An Interdisciplinary and Cross-Task Review on Missing Data Imputation
Jicong Fan
TL;DR
This work provides a comprehensive, cross-disciplinary synthesis of missing data imputation, tracing foundations from MCAR/MAR/MNAR and EM to modern deep learning, diffusion, GNNs, and large language models. It offers a detailed taxonomy spanning general imputation, special data formats, downstream learning, theory, benchmarks, and domain-specific challenges, emphasizing how imputation interacts with downstream tasks and privacy considerations. The paper highlights key gaps in benchmarking, model selection, and the need for universal, privacy-preserving, and domain-adaptive imputation methods, while outlining a roadmap toward robust, scalable, and interpretable solutions across diverse data types.
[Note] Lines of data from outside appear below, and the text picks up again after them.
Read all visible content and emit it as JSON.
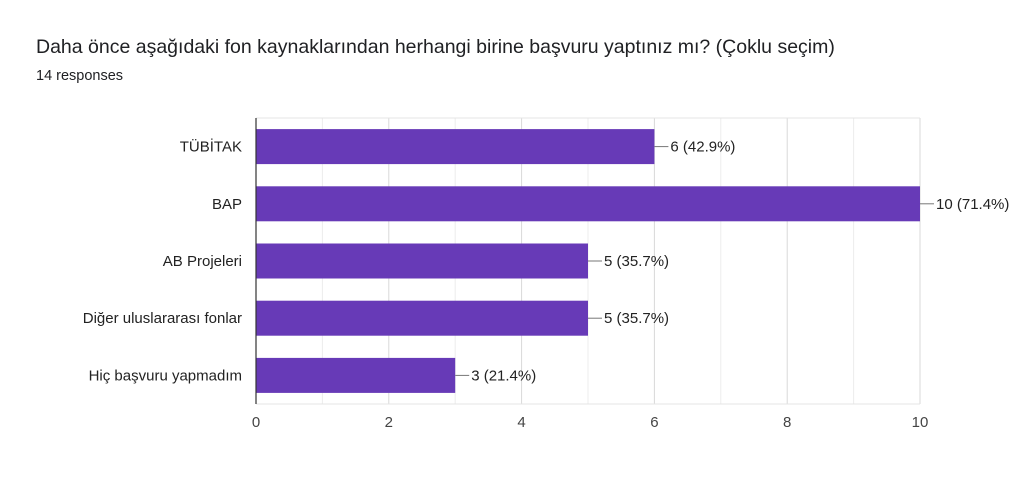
{
  "header": {
    "title": "Daha önce aşağıdaki fon kaynaklarından herhangi birine başvuru yaptınız mı? (Çoklu seçim)",
    "responses": "14 responses"
  },
  "chart_data": {
    "type": "bar",
    "orientation": "horizontal",
    "categories": [
      "TÜBİTAK",
      "BAP",
      "AB Projeleri",
      "Diğer uluslararası fonlar",
      "Hiç başvuru yapmadım"
    ],
    "values": [
      6,
      10,
      5,
      5,
      3
    ],
    "data_labels": [
      "6 (42.9%)",
      "10 (71.4%)",
      "5 (35.7%)",
      "5 (35.7%)",
      "3 (21.4%)"
    ],
    "x_ticks": [
      0,
      2,
      4,
      6,
      8,
      10
    ],
    "xlim": [
      0,
      10
    ],
    "grid": true,
    "legend": "none",
    "bar_color": "#673ab7"
  }
}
By linking classical statistical principles with cutting-edge ML approaches, it aims to catalyze cross-domain innovation and enable reliable data analysis in the presence of missing values across science and industry.
Abstract
Missing data is a fundamental challenge in data science, significantly hindering analysis and decision-making across a wide range of disciplines, including healthcare, bioinformatics, social science, e-commerce, and industrial monitoring. Despite decades of research and numerous imputation methods, the literature remains fragmented across fields, creating a critical need for a comprehensive synthesis that connects statistical foundations with modern machine learning advances. This work systematically reviews core concepts-including missingness mechanisms, single versus multiple imputation, and different imputation goals-and examines problem characteristics across various domains. It provides a thorough categorization of imputation methods, spanning classical techniques (e.g., regression, the EM algorithm) to modern approaches like low-rank and high-rank matrix completion, deep learning models (autoencoders, GANs, diffusion models, graph neural networks), and large language models. Special attention is given to methods for complex data types, such as tensors, time series, streaming data, graph-structured data, categorical data, and multimodal data. Beyond methodology, we investigate the crucial integration of imputation with downstream tasks like classification, clustering, and anomaly detection, examining both sequential pipelines and joint optimization frameworks. The review also assesses theoretical guarantees, benchmarking resources, and evaluation metrics. Finally, we identify critical challenges and future directions, emphasizing model selection and hyperparameter optimization, the growing importance of privacy-preserving imputation via federated learning, and the pursuit of generalizable models that can adapt across domains and data types, thereby outlining a roadmap for future research.